Il problema della perdita dei diritti per effetto della crisi: la perdita del lavoro, la perdita della casa, la perdita del diritto alla salute non solo per i tagli, (infatti negli USA, chi perde il lavoro perde anche l’assicurazione sanitaria perché non può più permettersela. Per questo Obama sta tentando di fare la riforma sanitaria) è un problema epocale. Oggi stiamo vivendo in una guerra (la crisi economica) che non farà prigionieri. All’ultima conferenza degli esperti economici mondiale di Davos, un importante Banchiere USA ha detto:” il tempo dei rimorsi è finito”. Cioè bisogna ritornare al dominio del mercato e del profitto, come prima della crisi. Le banche sono state salvate con i soldi pubblici e ai cittadini non vengono riconosciuti i propri diritti. Ebbene, a questa situazione, la risposta del nostro Governo è la modifica dell’art. 41 della Costituzione, quello che dice appunto che il diritto di fare impresa è garantito ma con dei limiti ben precisi e cioè la difesa della libertà, della salute e della dignità della persona e che, inoltre, lo Stato non può chiamarsi fuori dalla responsabilità di determinare le finalità dell’attività economica pubblica e privata per scopi sociali.

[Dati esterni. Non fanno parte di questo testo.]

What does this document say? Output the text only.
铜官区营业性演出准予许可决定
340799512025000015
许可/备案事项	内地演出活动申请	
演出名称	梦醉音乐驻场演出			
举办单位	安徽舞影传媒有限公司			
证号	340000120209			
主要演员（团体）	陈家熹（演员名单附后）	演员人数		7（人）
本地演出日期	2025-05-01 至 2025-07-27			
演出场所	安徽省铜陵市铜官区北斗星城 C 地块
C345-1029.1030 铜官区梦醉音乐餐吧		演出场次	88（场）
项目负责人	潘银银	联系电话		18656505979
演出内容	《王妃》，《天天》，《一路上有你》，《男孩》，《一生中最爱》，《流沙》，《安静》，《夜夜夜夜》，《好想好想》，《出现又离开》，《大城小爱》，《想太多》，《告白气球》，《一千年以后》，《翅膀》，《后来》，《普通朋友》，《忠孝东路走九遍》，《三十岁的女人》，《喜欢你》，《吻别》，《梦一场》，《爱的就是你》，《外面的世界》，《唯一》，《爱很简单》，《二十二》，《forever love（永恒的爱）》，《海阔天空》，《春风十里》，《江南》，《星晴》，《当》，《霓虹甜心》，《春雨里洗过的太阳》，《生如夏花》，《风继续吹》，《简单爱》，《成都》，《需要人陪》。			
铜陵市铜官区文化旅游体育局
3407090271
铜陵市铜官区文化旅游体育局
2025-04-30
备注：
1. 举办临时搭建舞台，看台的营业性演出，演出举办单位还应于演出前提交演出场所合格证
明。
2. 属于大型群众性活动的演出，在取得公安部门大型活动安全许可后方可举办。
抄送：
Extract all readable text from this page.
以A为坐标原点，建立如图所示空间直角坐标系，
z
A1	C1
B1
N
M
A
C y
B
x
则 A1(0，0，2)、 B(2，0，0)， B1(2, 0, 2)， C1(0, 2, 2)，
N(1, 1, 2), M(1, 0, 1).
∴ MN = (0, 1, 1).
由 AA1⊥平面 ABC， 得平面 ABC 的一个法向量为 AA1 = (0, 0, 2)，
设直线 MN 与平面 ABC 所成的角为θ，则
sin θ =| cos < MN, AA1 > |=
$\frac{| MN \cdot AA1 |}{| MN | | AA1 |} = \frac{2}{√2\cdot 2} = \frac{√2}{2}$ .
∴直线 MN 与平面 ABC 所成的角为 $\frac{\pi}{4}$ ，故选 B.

5. Da una grande falsità ( pubblico inefficiente, privato efficiente) a una grande verità: la modernità rivoluzionaria della Costituzione della Repubblica Italiana.

Oltre ai già declamati fallimenti del mercato, non possiamo certo dire che il pubblico è sempre stato efficiente, basta pensare alle odierne vicende romane in cui aziende pubbliche diventano un ricettacolo di clientes della classe politica, utilizzando il posto pubblico come scambio di favori e favoritismi. Oppure la gestione del vecchio Consorzio di Carano che ha lasciato bilanci fallimentari e contenziosi ancora aperti. Ma non è possibile che lo Stato metta in mano ad un solo soggetto privato un bene pubblico senza nessun controllo. Basterebbe soltanto che il pubblico torni ad essere gestito secondo la sua natura. E l’aiuto ci viene ancora una volta dalla Costituzione in cui i padri della Repubblica nella loro lungimiranza hanno previsto questa terza via. L’art. 43 della Costituzione infatti dice che possono essere affidati oltre che allo Stato o enti pubblici anche a comunità di lavoratori e utenti, proprio quei servizi pubblici essenziali che abbiano carattere di preminente interesse generale. Chi se non il servizio idrico ha queste caratteristiche?
Quindi il discorso sui beni comuni è aperto e fa parte di quella filosofia della modernità tanto sbandierata, a volte abusivamente, da tutte le forze politiche, ma tanto presente nei movimenti e nelle organizzazioni dal basso che stanno facendo oggi la storia di questa Repubblica.